Head of School Jay Rainey Salutes Class of 2028

At our annual Eighth Grade Celebration held during the last week of school, Head of School Jay Rainey addressed eighth graders and their families before their transition into the Upper School at MICDS. Here are his remarks.

Welcome to all of you who are here this evening in celebration of the wonderful MICDS Class of 2028.

It seems impossible not to think and talk about cicadas these days. In fact, I talked about them this morning at our Fourth Grade Celebration program in Eliot Chapel as well. I hope that the Day, Hill, Lurk, and Wang families—all of whom, I believe, attended that earlier program—will accept my apology for the repetition here. In view of your tireless energy today, by the way, each of you has been nominated for an MICDS Parent Endurance Award.

So how about all these cicadas?!? Our “guests in the Midwest” this spring are members of Broods XIII and XIX—especially Brood XIX here in St. Louis—but it was the emergence of Brood X, known as the Great Eastern Brood, back in 1970 that inspired a famous song about cicadas—except that Bob Dylan, who wrote it, called them “locusts” in the lyrics. They were taking conquering New Jersey right around the time that Mr.

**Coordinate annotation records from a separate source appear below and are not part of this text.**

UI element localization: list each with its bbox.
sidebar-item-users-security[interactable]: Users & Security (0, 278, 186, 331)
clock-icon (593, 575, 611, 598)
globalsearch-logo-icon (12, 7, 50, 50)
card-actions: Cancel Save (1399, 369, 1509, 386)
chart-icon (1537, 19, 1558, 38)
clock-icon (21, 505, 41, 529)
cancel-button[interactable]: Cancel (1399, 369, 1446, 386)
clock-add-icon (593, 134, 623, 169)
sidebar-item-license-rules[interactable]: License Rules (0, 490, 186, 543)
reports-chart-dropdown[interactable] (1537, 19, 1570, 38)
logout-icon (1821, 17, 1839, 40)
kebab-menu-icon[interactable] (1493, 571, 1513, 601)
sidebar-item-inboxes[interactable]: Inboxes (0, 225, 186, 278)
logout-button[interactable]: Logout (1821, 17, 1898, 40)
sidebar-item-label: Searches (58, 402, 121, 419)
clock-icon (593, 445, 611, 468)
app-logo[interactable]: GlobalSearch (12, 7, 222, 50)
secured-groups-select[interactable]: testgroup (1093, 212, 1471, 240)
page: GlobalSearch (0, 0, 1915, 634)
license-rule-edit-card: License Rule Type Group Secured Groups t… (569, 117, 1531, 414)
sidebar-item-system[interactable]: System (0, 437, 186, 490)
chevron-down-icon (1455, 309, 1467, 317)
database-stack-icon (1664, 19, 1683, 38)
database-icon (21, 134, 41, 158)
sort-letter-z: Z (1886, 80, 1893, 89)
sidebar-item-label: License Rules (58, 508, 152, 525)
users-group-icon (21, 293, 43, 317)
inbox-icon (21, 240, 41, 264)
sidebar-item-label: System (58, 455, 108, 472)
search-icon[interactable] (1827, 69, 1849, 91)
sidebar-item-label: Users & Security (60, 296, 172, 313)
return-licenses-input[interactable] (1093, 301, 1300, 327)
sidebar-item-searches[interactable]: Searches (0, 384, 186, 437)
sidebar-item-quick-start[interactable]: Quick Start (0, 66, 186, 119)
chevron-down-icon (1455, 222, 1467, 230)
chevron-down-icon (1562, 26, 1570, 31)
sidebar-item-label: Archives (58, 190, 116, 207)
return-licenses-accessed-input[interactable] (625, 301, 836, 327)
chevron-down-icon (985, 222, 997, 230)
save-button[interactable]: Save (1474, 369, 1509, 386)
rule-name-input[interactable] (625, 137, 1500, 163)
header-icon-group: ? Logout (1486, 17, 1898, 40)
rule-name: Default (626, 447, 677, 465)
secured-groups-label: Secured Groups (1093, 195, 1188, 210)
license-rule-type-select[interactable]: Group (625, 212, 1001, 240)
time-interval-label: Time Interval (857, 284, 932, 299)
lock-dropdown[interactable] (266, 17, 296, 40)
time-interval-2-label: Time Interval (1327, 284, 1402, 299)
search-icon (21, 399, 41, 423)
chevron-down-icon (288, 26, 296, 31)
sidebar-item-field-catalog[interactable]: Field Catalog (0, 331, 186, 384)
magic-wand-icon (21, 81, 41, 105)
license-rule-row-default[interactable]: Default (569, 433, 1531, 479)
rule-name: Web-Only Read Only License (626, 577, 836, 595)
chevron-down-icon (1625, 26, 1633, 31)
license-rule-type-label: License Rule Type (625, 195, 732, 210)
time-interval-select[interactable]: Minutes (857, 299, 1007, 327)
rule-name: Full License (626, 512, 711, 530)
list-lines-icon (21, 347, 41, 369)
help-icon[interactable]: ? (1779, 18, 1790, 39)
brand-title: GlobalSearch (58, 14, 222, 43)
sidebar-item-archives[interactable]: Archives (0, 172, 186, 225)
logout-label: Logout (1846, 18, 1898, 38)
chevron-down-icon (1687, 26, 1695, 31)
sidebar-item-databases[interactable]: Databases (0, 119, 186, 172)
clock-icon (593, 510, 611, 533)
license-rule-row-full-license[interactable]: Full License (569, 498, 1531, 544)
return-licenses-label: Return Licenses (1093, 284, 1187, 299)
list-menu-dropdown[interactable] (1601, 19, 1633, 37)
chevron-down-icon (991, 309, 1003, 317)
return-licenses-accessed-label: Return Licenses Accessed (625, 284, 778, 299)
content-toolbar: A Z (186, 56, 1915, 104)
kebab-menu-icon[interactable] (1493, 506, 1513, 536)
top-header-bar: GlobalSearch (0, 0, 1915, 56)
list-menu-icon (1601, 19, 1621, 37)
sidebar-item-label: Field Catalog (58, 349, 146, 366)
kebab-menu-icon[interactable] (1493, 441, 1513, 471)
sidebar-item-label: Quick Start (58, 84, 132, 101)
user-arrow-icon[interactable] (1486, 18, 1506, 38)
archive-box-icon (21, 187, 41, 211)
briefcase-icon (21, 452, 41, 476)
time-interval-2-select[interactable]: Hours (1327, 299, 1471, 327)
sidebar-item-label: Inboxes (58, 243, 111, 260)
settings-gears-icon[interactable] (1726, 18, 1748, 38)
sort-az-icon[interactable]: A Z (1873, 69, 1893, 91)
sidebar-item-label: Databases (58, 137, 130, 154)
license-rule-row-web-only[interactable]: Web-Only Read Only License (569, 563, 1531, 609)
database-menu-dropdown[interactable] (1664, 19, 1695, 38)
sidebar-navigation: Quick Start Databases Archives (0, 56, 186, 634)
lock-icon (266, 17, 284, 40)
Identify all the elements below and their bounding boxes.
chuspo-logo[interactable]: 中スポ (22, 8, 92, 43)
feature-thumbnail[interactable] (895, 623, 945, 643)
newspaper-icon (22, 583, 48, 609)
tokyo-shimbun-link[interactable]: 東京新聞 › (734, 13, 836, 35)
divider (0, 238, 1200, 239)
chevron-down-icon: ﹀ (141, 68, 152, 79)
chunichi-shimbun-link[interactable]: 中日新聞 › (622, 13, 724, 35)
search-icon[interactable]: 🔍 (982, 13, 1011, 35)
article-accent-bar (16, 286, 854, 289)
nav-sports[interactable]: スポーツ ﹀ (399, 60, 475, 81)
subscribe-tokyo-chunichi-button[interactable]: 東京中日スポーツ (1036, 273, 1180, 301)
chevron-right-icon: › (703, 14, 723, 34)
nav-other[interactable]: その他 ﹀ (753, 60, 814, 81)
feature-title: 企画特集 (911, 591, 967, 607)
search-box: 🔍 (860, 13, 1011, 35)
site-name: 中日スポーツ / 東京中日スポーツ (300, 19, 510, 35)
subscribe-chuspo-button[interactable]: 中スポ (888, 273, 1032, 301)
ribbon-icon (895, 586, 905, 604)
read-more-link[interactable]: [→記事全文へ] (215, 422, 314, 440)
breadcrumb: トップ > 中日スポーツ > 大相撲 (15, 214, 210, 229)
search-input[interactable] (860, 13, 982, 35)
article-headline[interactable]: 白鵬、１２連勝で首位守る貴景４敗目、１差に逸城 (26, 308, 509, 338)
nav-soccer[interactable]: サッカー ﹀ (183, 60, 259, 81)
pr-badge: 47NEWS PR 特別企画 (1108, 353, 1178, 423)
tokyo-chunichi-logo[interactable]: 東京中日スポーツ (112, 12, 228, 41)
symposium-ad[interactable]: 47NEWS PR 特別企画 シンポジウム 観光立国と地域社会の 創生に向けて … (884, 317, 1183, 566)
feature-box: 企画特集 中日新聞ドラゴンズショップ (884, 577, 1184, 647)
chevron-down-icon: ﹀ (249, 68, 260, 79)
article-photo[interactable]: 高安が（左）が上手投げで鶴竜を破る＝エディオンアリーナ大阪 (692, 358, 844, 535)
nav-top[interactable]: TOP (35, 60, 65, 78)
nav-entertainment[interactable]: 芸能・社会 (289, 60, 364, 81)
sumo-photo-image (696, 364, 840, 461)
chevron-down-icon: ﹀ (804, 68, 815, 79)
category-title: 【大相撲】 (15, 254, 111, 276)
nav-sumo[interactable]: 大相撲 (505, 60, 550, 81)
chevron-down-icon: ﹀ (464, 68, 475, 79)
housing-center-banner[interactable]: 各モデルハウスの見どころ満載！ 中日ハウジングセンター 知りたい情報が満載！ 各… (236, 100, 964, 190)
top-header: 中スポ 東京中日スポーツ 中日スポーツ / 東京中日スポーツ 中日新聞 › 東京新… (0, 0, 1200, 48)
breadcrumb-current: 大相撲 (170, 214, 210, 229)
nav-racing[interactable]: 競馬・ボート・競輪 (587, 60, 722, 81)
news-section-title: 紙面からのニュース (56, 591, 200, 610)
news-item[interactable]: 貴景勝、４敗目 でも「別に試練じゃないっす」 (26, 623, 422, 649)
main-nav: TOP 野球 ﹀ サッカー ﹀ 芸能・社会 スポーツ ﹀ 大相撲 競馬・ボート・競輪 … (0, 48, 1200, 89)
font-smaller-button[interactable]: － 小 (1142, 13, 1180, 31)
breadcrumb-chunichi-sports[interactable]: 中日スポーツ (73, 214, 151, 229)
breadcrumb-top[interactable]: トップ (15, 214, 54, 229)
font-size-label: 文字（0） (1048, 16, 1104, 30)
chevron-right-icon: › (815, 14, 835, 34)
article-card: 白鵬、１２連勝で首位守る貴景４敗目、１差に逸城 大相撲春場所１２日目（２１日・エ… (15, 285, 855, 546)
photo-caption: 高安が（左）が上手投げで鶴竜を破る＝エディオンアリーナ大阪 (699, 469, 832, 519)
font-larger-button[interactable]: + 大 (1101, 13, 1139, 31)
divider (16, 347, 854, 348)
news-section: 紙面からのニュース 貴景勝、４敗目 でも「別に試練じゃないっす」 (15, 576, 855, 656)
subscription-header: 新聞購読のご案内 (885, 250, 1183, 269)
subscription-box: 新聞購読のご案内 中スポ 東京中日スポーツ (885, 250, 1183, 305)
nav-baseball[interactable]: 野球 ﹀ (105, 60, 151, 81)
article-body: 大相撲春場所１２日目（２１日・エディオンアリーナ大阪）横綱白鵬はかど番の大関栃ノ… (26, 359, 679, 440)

Dylan was receiving an honorary Doctor of Music degree at Princeton University’s graduation ceremony; and their powerful, undulating hum made quite an impression on him.

As I observed to the Class of 2032 this morning, so will I observe to you, the Class of 2028, that while the event at which we are gathered is not really a graduation ceremony, it feels a little bit like a graduation ceremony; and I think it must be for this reason that Mr. Dylan’s song, called Day of the Locusts, written about a graduation ceremony, has been so much on my mind. It begins like this:

Oh, the benches were stained with tears and perspiration.
The birdies were flying from tree to tree.
There was little to say, there was no conversation,
As I stepped to the stage to pick up my degree.
And the locusts sang off in the distance,
Yeah, the locusts sang such a sweet melody,
Oh, the locusts sang off in the distance,
Yeah, the locusts sang, and they were singing for me.

It’s a Romantic idea, isn’t it, that thousands upon thousands of cicadas on our campus are singing for you this evening? I hope you will let it linger with you here—this feeling, as you commemorate the conclusion of your Middle School years at MICDS, and all that you have accomplished in them, that not only all of your teachers, advisors, coaches, and other Middle School staff, and your family and friends—not only they, but even the countless cicadas, and the trees in which they harmoniously thrum—even they celebrate and congratulate you.

A Naturalist—a Realist—would tell you that such thinking is nonsense, that these cicadas do what they do without any awareness of your important milestone. Therefore, by the power vested in me as Head of School, I hereby banish all Realists from our ceremony this evening. Only Romantics are allowed! At least for the next hour or so, those cicadas are indeed singing for you, just like they sang for Bob Dylan back in 1970. They, and I—and we—are all very proud of you. Congratulations, Class of 2028, on your completion of our Middle School program.